Presented with deliberate ambiguity as to its basis in real events, Joan Lindsay’s 1967 novel Picnic at Hanging Rock tells the story of three young schoolgirls who vanish, along with their teacher, on a Valentine’s Day outing to the Australian countryside in 1900. This stark new production from writer Tom Wright and director Matthew Lutton aims to bring the classic tale into a modern theatrical setting, with heavy emphasis on tension, eeriness and confusion.

The play opens with a tableaux-like recital of the events in question, as five schoolgirls creep ominously towards the audience whilst narrating the story of the girls’ disappearance. This fleeting treatment of the chief occurrence at the heart of the book and play is all the insight we’re allowed into the vanished girls’ minds, with the exception of one of their number Irma, who is discovered by a travelling Englishman and returns to her all-girls school in a state of numb bafflement.
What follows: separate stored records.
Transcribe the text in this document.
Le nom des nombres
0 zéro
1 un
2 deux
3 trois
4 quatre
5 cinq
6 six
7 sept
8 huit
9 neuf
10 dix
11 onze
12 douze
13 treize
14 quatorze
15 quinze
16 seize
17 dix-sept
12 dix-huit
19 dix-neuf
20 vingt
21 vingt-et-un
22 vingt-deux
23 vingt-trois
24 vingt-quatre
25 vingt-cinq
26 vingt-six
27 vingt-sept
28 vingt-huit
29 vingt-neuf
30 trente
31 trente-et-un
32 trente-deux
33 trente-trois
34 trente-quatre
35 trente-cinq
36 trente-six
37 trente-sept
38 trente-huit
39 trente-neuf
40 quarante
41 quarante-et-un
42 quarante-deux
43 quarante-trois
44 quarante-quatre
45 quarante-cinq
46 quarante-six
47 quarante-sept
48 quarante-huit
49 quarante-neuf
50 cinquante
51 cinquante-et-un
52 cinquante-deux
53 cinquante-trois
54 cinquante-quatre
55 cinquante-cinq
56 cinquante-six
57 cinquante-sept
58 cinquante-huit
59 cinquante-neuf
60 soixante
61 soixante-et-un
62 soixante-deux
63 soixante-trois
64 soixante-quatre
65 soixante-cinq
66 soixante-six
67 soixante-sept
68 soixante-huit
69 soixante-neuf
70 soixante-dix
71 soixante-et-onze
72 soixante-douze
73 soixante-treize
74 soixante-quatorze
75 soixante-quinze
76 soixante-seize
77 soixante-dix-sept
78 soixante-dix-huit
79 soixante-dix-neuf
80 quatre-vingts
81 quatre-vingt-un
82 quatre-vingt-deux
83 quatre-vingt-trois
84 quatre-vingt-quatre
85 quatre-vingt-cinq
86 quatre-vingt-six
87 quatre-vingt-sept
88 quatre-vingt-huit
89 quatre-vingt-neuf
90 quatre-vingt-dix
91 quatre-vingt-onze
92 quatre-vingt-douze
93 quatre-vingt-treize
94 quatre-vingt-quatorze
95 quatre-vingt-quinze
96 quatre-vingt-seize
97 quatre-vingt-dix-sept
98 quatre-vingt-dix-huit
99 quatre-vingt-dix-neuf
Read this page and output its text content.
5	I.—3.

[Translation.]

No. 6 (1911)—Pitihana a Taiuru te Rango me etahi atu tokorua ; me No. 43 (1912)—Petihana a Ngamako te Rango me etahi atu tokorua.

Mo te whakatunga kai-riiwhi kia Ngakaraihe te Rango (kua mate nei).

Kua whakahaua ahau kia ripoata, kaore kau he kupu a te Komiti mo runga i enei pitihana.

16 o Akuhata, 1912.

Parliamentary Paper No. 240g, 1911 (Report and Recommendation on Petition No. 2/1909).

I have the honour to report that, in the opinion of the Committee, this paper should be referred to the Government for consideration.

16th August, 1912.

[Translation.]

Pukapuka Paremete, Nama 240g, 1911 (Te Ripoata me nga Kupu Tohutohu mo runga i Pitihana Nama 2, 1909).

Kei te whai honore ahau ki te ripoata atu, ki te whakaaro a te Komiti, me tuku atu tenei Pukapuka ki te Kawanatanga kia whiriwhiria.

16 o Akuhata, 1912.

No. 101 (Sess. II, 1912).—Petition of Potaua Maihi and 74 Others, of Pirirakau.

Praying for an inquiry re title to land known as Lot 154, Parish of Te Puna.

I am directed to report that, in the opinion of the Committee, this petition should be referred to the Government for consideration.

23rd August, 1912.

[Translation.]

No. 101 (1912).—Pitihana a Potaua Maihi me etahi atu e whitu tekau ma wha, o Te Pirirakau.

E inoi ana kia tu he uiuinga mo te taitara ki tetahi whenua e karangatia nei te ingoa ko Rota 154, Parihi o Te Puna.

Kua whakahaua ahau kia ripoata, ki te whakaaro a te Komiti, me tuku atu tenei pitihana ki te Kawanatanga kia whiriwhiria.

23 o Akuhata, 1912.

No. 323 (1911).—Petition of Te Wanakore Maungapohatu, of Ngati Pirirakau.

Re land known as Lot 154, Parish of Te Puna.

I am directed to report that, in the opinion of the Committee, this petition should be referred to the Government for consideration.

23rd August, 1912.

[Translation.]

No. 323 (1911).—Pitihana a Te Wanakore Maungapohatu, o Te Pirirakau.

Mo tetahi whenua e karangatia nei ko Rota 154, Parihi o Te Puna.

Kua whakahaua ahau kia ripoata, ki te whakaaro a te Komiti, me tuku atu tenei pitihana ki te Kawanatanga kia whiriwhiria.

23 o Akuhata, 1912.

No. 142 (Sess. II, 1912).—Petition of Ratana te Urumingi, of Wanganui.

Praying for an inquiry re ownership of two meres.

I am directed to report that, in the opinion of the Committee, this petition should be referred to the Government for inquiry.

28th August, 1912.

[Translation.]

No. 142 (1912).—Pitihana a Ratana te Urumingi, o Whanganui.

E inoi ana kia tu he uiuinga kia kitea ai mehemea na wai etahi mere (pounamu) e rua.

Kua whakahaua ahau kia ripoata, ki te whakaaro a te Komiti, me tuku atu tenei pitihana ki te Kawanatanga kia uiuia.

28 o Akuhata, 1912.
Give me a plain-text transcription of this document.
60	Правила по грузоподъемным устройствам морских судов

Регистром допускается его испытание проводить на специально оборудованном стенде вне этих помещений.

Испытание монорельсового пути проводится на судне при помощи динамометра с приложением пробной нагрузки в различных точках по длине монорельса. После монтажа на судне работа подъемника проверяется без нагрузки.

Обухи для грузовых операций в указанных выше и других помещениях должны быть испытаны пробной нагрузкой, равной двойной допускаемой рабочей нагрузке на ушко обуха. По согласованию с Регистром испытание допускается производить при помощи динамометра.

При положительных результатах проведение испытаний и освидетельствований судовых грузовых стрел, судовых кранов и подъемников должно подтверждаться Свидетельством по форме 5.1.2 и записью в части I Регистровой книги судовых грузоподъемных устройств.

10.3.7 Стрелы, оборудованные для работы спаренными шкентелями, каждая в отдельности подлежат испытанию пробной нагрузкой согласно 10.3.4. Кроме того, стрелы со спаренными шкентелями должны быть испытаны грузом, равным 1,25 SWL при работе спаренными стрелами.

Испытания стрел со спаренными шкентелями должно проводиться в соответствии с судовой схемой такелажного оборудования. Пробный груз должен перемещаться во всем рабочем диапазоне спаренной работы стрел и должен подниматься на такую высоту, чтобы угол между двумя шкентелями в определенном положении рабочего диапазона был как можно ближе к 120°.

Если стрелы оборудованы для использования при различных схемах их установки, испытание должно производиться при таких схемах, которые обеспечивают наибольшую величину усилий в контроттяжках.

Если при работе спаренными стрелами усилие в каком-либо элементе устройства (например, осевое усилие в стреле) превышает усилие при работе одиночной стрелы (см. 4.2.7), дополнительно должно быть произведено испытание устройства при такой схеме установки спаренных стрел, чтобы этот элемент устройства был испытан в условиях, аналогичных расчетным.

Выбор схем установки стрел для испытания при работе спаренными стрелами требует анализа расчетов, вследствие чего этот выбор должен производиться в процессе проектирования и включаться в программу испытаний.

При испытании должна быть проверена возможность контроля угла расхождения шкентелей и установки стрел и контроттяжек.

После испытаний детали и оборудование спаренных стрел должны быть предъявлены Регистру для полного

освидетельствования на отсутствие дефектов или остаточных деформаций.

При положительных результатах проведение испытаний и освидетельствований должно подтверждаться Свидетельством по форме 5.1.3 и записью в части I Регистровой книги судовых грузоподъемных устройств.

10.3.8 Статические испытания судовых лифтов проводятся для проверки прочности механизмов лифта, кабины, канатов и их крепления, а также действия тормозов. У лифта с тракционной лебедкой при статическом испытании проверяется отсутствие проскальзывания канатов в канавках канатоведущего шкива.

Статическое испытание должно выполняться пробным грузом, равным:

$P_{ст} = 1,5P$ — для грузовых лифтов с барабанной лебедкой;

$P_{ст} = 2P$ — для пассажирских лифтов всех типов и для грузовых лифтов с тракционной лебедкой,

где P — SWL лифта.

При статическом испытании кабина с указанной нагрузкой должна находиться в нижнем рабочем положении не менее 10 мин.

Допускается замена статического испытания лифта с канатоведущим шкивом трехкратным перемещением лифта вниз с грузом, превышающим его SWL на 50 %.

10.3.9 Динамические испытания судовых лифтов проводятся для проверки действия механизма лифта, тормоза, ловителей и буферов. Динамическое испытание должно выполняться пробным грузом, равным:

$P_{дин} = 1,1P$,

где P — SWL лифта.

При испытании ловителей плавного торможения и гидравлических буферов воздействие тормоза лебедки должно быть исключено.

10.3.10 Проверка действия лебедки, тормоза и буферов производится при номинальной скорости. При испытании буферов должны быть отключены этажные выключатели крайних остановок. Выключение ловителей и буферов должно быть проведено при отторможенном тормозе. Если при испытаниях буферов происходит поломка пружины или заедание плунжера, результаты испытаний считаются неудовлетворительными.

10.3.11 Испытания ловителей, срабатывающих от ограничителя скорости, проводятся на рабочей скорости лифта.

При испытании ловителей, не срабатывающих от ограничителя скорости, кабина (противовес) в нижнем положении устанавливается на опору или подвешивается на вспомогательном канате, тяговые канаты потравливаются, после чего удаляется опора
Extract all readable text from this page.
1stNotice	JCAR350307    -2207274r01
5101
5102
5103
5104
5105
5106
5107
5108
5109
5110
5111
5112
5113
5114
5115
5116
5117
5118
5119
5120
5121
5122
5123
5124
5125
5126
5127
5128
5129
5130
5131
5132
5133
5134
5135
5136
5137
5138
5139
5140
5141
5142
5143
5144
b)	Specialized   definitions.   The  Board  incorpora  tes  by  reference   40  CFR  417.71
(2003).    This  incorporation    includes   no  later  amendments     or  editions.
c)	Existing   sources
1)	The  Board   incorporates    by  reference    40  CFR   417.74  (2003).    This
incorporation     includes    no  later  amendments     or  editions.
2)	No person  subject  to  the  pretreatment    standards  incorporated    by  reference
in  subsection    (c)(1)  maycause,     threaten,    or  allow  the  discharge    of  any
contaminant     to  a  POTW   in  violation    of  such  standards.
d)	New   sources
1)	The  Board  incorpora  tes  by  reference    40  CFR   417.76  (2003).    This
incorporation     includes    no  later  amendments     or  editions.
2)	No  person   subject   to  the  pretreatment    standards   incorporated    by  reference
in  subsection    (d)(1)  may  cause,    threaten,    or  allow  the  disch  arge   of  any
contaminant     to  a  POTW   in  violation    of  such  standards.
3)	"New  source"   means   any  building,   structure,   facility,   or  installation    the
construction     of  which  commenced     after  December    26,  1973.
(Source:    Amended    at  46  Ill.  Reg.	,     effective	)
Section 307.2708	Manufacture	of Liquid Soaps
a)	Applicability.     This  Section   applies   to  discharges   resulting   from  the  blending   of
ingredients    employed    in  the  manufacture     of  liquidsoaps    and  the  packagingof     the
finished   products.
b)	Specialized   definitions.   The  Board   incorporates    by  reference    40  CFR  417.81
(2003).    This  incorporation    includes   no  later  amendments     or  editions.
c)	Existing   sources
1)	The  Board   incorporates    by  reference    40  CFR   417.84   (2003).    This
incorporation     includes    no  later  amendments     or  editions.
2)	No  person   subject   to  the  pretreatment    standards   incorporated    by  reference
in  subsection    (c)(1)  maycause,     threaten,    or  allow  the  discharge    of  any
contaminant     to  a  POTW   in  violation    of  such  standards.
The remainder of the tale focuses on how the disappearance affects countless others in the years which follow, with particular attention given to the shy, withdrawn Sara, who was held behind on the fateful day by the tyrannical headmistress Miss Appleyard. Vague references to the repressive effect that English colonialism (embodied by the cruel principal) has had on Australian life are raised but never fully explored, with the main intention of the work seemingly to disorientate and unsettle its audience.

The pitch-black interludes which break up scenes are effective tools in allowing the girls to switch positions and wheel props into place on stage, as well as creating a sense of implacable dread. While the technique is a bold and bracing one, its overuse lessens its impact with each repetition. Similarly, the constant switching of roles by the girls works to create an atmosphere of confusion and discombobulation, which might be in keeping with the subject matter of the story but ultimately just makes for a disjointed, difficult-to-digest production.

As for the girls themselves, they all put in strong performances and acquit themselves admirably, with special mention going to Elizabeth Nabben in the role of the stringent Miss Appleyard and Arielle Gray as the emotionally constrained and often physically contorted Sara. Unfortunately, the girls’ obvious talent is not enough to overcome the problems in the script and staging, and though the play is a useful exercise in disconcerting theatre, it never quite reaches the heights of terror and panic to which it strives.